Para 1958 ya era demasiado aislamiento. La Copa del Mundo había resultado ser lo que Rimet imaginó en su día, y faltar reiteradamente a ella era como no estar en el fútbol. Además, Colombia se reintegró en la FIFA, se acabó la liga pirata y algunos jugadores, entre ellos Pipo Rossi, el medio centro, pilar de todo equipo en que jugara, volvieron. Otros, como Di Stéfano, buscaron destinos nuevos. Pero surgió otra generación, que en 1957 ganó la Copa América con su delantera de los «carasucias»: Corbatta, Maschio, Angelillo, Sívori y Cruz. Claro, que para desgracia argentina se marcharon inmediatamente varios para Europa: Rogelio Domínguez, al Real Madrid; Maschio, Angelillo y Sívori, a Italia, que los adoptará como oriundi. También se va Grillo, otro grande.

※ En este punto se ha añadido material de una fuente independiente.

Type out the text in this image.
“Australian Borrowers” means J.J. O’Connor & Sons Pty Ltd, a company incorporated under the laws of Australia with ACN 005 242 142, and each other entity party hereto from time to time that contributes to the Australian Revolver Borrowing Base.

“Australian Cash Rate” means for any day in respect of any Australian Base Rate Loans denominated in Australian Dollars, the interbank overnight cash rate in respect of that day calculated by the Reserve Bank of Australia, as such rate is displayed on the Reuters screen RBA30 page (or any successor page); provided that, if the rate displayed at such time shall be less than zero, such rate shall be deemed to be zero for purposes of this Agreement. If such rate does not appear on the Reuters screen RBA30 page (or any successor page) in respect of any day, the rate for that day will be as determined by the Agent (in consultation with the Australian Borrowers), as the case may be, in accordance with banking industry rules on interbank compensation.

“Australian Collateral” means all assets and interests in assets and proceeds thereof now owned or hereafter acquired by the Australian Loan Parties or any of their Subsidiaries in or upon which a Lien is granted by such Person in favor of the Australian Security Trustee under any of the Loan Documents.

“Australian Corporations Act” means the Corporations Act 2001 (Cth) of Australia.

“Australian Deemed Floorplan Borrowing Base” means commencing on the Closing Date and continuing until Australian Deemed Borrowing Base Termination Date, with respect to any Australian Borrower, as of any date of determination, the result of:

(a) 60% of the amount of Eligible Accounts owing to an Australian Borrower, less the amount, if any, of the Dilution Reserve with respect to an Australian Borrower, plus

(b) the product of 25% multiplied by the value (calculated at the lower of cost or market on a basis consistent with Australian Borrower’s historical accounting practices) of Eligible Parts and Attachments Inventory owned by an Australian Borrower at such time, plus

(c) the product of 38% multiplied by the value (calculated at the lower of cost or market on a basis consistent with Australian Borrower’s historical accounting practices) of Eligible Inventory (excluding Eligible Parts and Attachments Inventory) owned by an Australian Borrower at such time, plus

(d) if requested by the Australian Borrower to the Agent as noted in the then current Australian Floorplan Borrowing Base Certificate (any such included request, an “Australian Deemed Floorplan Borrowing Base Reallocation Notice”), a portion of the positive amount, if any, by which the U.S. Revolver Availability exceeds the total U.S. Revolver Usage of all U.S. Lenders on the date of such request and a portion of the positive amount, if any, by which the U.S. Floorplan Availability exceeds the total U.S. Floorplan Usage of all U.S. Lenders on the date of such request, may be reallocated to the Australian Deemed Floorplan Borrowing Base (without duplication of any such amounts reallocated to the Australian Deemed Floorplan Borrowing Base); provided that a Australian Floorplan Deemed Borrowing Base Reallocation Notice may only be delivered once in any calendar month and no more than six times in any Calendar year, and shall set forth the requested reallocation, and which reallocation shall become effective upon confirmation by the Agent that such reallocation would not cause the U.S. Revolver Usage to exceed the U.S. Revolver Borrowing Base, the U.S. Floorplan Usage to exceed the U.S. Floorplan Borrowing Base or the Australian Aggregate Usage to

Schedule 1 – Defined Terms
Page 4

Pero quedaban jugadores y quedaba ánimo. Argentina se inscribió y el sorteo la metió en un grupo con Bolivia y Chile, y lo ganó bien, con tres victorias y una sola derrota, sufrida en la insufrible altitud de La Paz.

Así que Argentina cogió el avión y fue a Suecia, donde le correspondió un grupo de cierto nivel. Estaba Alemania Federal, campeona vigente, y en la que aparecía un nuevo delantero, Uwe Seeler, llamado a grandes cosas. Estaba Irlanda del Norte, con algunos jugadores notables, singularmente el meta Gregg, superviviente del accidente del Manchester, y Blanchflower. Y estaba Checoslovaquia, llamada a ser finalista cuatro años después, en Chile. Ya asomaban por ahí Masopust, Pluskal, Popluhar…

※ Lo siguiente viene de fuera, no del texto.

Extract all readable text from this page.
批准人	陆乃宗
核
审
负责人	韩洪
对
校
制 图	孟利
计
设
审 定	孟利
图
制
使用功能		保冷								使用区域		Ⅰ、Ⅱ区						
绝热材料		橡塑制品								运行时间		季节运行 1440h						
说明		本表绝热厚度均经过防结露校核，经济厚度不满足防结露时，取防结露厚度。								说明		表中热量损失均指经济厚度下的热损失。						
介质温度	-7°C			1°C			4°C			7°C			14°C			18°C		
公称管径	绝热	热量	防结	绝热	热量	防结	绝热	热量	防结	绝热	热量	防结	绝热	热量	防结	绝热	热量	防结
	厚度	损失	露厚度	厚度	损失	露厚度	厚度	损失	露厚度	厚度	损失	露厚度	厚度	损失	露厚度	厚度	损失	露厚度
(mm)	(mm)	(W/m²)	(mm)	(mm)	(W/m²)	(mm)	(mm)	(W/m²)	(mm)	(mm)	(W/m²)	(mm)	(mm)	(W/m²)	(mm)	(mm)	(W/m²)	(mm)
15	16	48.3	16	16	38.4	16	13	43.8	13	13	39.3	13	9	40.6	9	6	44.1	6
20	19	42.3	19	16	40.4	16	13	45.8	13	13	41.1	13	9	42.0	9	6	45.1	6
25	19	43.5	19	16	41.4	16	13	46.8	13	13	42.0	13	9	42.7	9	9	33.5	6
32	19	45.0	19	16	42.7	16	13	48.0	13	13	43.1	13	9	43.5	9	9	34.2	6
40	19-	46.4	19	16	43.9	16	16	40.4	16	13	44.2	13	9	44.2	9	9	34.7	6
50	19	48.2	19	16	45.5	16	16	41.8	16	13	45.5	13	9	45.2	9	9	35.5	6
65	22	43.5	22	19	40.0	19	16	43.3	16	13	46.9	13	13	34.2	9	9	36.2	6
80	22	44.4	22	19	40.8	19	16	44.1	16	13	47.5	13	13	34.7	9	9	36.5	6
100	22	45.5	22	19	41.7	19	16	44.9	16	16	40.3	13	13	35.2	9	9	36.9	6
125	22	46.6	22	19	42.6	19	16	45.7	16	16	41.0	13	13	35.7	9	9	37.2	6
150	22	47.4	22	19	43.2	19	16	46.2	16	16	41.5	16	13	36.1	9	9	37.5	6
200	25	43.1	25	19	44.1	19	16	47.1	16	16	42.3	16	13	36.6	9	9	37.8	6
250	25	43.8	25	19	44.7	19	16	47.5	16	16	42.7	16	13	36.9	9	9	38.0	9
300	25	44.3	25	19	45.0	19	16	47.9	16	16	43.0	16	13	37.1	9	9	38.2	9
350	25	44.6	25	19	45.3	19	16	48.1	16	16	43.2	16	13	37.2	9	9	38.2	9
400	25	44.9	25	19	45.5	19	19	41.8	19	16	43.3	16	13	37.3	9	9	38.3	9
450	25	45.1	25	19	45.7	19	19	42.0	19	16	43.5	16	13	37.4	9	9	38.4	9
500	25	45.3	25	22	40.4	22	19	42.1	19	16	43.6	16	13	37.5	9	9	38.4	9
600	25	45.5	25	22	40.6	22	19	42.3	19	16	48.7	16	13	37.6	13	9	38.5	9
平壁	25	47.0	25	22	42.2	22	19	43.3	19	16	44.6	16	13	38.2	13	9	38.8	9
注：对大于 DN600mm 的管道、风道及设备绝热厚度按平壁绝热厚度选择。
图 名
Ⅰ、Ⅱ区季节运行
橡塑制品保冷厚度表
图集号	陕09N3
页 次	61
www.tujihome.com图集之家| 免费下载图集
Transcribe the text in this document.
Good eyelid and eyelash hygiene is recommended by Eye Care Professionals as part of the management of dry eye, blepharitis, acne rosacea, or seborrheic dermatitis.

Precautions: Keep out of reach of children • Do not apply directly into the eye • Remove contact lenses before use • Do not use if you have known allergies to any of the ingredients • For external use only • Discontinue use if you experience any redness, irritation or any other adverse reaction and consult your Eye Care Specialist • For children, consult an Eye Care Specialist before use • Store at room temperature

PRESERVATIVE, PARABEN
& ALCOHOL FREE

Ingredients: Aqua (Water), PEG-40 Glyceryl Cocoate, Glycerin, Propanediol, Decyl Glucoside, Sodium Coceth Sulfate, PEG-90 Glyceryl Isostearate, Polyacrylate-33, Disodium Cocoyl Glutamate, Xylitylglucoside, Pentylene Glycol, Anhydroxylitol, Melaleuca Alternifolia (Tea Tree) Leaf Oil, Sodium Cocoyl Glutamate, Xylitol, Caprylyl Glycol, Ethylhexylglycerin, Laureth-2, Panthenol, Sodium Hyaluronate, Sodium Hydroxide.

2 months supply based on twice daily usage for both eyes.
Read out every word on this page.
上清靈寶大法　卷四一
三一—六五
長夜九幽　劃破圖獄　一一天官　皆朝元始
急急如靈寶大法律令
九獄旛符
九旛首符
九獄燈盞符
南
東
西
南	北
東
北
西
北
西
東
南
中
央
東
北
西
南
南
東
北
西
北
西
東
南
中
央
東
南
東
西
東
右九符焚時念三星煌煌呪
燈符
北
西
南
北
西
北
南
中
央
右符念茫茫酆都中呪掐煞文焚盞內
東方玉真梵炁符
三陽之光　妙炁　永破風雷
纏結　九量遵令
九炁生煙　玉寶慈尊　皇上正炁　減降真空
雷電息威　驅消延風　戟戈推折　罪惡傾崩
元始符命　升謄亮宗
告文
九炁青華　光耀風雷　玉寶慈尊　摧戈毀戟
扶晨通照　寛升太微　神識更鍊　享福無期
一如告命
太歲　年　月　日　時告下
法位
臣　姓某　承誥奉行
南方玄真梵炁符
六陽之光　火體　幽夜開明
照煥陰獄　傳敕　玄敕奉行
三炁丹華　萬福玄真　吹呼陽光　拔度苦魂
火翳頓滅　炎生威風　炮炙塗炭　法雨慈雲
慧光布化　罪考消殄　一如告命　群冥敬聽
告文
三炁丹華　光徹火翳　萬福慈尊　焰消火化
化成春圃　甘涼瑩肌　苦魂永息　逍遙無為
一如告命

Argentina llega a Suecia con el tiempo justo y corta de preparación. Además, en un amistoso de camino, en Italia, se rompe una pierna uno de sus jugadores, Zárate, y hay que llamar de urgencia a un sustituto, el ya veterano Labruna. La presentación es el 8 de junio, en Malmö, ante Alemania, los campeones del mundo. La organización honra el retorno de Argentina y el rango del partido con la designación de un árbitro inglés, mister Leafe, uno de los grandes de la época. Argentina empieza fenomenal, con gol de Corbatta en el 3’, pero luego le pesa el partido. La inflexible máquina alemana acaba por pasarles por encima, con dos goles de Rahn y uno del entonces joven Seeler, al que volveremos a ver en el 62, el 66 y el 70.

Bueno, eran los campeones del mundo, esto es Europa, alguna cosa se puede hacer mejor, los nervios del debut… Hay algunas explicaciones y propósito de enmienda, que se cumple. Tres días más tarde Argentina juega contra Irlanda del Norte. Stábile, el entrenador, ha cambiado a los dos interiores, Prado y Rojas, sobrepasados por el ritmo del partido el día de Alemania, por Avio y Labruna. Esta vez quien se adelanta rápido es Irlanda del Norte, pero quien se hace luego con el partido es Argentina, que marca tres goles. Otra vez 3-1, pero al revés.

Queda Checoslovaquia, en la que va a ser una jornada de terrible recuerdo. Es el 15 de junio, tercer partido en una semana. Checoslovaquia, mientras, ha perdido con Irlanda del Norte y empatado con Alemania. El grupo está abierto a todos cuando se juega la última jornada. Y Argentina, que repite el equipo del segundo día salvo Cruz por Boggio, se descose. No estaba para tres partidos en una semana, es evidente. Al descanso, pierde tres a cero, al final, 6-1. Corbatta ha salvado la honrilla con un gol de penalti. Carrizo, portero mítico, surgido junto a Di Stéfano en la misma hornada de la cantera del River, adelantado a su época, dominador no solo de la portería sino de toda el área, apodado «el Maestro», se convierte de la noche a la mañana en una especie de anticristo. Y todos, en general. River, que aportó seis jugadores por dos de Independiente, uno de Boca, uno de Racing y uno de Vélez, carga con las mayores culpas. Los titulares de prensa reflejan la irritación popular: «Aún rengos, los otros corrían más que nosotros», «Nosotros, caperucita; ellos, el lobo», «El fútbol argentino quedó atrás en el tiempo; vive en la prehistoria».

Los jugadores aterrizan en Ezeiza entre una multitud enfurecida. Las autoridades obligan a que les arrebaten los regalos que traían para las familias. Son recibidos entre una lluvia de monedas.

Pero la culpa no era de ellos. La culpa fue del aislamiento, que actuó contra Argentina en el 58 como había actuado contra Inglaterra en el 50. Vivir de espaldas al mundo es imposible.